No one could have anticipated the tragic love that heedlessly sows the seeds of disaster for Rivke and her daughters, that exiles Sophia from her people and that opens the very doors of heaven. But there is more to the legacy of Reb Leyb Sora than even those in the Jewish community could have anticipated, and as these witches reveal themselves to be holy women, they leave behind them a legend that cannot die.
“The Witches of Lublin” is based on true and little known history of klezmer musicians in Eastern Europe. Co- writer Yale Strom’s research uncovered the facts that there were women klezmer musicians, and that when klezmers would play for gentile nobility, their reward could sometimes be beatings, death or even kidnappings. This history formed the springboard for this work of fiction by Strom, Schwartz,and Kushner based on Jewish women’s lives in 18th Century Europe, klezmer music and feminist history, with a healthy dose of magical realism thrown in.
Creativity in Captivity:
The Research Behind
“The Witches of Lublin“
By Yale Strom
While researching the klezmer musicians of Central and Eastern Europe for The Book of Klezmer: The History, The Music, The Folklore (A Cappella Books, 2002), I found two historical facts that helped inspire “The Witches of Lublin,” a radio drama co-written by Ellen Kushner, Elizabeth Schwartz and myself: First, that there were rare klezmer ensembles comprised of women, and second, that there were occasional incidents when klezmers were kidnapped by their audiences in Poland.
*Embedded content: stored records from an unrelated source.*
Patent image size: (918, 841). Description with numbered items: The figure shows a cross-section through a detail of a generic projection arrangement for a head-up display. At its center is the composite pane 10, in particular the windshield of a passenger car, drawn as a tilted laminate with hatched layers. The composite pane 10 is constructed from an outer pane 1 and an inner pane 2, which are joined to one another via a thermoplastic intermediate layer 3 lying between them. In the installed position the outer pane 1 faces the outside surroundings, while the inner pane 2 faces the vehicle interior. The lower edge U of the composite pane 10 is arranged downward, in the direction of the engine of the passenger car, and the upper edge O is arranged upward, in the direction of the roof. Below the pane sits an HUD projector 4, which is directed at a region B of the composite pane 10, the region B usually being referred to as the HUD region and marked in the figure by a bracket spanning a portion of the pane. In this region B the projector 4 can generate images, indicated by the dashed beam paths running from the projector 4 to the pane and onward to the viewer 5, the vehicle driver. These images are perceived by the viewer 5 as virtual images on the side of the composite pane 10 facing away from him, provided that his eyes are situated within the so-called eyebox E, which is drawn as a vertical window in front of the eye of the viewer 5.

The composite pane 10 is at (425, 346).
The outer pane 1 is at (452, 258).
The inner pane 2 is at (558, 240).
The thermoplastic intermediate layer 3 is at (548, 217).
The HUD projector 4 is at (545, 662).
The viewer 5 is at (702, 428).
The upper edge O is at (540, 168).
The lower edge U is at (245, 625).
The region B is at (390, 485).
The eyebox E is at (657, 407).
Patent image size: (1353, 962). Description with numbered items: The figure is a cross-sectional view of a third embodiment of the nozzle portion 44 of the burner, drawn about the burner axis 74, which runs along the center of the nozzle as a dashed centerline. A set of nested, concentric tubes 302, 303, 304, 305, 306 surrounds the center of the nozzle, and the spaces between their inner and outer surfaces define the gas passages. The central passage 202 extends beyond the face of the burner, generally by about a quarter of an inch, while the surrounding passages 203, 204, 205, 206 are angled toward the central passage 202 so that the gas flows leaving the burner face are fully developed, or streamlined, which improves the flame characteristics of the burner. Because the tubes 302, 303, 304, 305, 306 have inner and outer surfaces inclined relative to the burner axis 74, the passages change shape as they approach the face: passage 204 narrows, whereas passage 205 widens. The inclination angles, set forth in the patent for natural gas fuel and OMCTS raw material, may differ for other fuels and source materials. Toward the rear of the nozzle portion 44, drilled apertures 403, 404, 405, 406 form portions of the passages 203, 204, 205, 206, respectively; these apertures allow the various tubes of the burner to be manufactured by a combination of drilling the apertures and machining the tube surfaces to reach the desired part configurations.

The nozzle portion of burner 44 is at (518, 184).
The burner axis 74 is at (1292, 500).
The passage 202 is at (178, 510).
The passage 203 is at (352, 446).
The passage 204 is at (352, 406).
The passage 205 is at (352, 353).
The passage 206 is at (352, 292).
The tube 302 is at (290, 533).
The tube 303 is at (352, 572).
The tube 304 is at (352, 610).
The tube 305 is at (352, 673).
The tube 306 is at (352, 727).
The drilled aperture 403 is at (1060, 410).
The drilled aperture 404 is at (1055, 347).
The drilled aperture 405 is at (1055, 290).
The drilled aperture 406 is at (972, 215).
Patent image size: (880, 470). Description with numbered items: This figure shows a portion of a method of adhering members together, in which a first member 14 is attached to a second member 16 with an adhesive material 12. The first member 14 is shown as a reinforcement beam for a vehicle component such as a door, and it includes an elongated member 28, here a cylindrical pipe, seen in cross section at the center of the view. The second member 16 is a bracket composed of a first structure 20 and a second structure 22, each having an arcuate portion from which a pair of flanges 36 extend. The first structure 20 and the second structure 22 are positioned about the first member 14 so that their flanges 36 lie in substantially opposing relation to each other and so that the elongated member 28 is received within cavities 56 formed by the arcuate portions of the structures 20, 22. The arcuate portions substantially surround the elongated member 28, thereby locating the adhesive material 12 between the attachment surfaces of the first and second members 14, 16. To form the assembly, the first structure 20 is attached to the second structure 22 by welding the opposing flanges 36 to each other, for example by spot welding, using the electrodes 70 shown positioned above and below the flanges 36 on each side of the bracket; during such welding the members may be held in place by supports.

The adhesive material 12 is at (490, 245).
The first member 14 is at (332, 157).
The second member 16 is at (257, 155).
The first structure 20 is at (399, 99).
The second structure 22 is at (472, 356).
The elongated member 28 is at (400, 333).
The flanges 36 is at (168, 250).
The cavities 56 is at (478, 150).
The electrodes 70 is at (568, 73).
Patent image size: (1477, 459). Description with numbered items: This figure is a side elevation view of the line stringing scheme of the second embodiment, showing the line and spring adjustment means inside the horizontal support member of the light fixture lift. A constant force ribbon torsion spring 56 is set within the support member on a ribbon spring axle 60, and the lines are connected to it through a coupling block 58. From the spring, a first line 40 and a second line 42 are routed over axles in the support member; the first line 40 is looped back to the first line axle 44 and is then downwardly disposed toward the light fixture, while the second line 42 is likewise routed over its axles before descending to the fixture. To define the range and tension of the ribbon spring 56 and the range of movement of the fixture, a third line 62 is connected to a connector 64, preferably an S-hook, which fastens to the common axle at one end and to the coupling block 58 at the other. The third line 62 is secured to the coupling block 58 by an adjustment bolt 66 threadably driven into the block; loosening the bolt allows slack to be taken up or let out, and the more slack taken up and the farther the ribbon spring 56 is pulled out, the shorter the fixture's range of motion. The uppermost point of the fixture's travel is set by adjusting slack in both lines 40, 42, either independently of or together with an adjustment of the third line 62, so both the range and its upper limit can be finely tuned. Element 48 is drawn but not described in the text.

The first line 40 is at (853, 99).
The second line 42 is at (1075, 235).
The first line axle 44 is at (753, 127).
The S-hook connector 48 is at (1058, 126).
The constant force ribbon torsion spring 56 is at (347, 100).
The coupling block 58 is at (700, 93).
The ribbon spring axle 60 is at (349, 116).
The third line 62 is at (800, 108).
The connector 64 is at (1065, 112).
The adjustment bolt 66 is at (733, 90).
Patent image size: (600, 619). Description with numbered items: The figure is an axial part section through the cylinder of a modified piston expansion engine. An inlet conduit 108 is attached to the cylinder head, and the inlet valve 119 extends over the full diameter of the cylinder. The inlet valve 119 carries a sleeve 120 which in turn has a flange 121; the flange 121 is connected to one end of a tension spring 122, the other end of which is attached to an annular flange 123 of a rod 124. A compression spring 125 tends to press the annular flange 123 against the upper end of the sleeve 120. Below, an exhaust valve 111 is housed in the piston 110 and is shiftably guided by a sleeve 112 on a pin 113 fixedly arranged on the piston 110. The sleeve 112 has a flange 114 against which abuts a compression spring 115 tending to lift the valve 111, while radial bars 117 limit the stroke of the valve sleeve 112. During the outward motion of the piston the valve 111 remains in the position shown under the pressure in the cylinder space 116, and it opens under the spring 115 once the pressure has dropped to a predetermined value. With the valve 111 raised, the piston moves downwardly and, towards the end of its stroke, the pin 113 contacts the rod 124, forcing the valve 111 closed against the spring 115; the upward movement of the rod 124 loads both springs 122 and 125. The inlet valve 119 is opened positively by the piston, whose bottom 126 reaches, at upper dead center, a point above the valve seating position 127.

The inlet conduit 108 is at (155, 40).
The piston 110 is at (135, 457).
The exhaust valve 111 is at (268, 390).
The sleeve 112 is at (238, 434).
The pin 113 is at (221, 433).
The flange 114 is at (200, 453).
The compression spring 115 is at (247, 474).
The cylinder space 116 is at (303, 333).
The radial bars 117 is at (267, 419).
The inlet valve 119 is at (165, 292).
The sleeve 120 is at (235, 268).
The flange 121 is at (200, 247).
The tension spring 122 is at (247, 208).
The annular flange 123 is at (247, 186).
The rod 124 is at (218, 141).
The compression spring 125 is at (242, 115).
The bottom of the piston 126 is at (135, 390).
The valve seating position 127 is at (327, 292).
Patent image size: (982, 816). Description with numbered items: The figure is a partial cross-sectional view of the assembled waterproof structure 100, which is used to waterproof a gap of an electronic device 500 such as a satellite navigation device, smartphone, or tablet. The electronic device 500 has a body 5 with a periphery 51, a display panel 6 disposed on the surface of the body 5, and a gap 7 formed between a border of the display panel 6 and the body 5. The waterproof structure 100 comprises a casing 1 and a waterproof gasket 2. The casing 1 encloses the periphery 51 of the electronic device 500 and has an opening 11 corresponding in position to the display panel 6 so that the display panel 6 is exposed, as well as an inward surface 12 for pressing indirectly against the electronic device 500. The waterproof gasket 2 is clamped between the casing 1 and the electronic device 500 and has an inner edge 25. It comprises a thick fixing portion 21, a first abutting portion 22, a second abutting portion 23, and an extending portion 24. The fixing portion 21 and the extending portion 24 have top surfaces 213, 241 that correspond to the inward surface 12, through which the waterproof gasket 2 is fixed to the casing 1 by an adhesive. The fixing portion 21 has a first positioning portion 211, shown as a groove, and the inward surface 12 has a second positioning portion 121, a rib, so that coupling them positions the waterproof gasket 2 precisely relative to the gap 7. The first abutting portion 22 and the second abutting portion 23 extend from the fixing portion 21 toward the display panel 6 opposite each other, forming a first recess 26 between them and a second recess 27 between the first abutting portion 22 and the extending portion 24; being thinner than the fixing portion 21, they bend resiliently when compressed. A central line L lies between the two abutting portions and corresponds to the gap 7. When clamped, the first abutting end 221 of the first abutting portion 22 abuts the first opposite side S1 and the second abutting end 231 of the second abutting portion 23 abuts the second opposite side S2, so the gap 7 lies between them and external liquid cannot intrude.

As the klezmer developed from itinerant troubadour to significant shtetl personality (klezmer) from the 13th to 18th centuries, a number of catastrophic social and political forces occurring outside the Jewish community came to affect his music. Hysterical religious hatred fomented at the time of the First Crusade in 1096 caused thousands of Jews to seek safe haven in Poland. In the sixteenth century Martin Luther said: “If it is a mark of a good Christian to hate Jews, what excellent Christians all of us are!” The protection the Jews received from the Polish crown during the Black Plague of 1348-49 (during which Jews were blamed for poisoning the wells) saved many of them from being murdered. During the Thirty Years’ War (1618-48)when Protestants and Catholics fought in Germany and the surrounding countries, Jews again fell victim to religious politics. Then, the greatest cataclysmic event for Jews (until the Holocaust) came: The Chmielnicki massacres of 1648-49, during which some 200,000 Jews were murdered by Ukrainian and Polish peasants. All of these events, and especially the Chmielnicki massacres, had adverse effects on the klezmer musician – traveling from gig to gig literally became a life-threatening activity. But the role of the klezmer was so essential to Jewish functional life, and financial and social stability was so uncertain, that klezmers had no choice but to continue to take any and all work they were offered. Most of the time, these experiences were happy ones – but sometimes, they went horribly awry.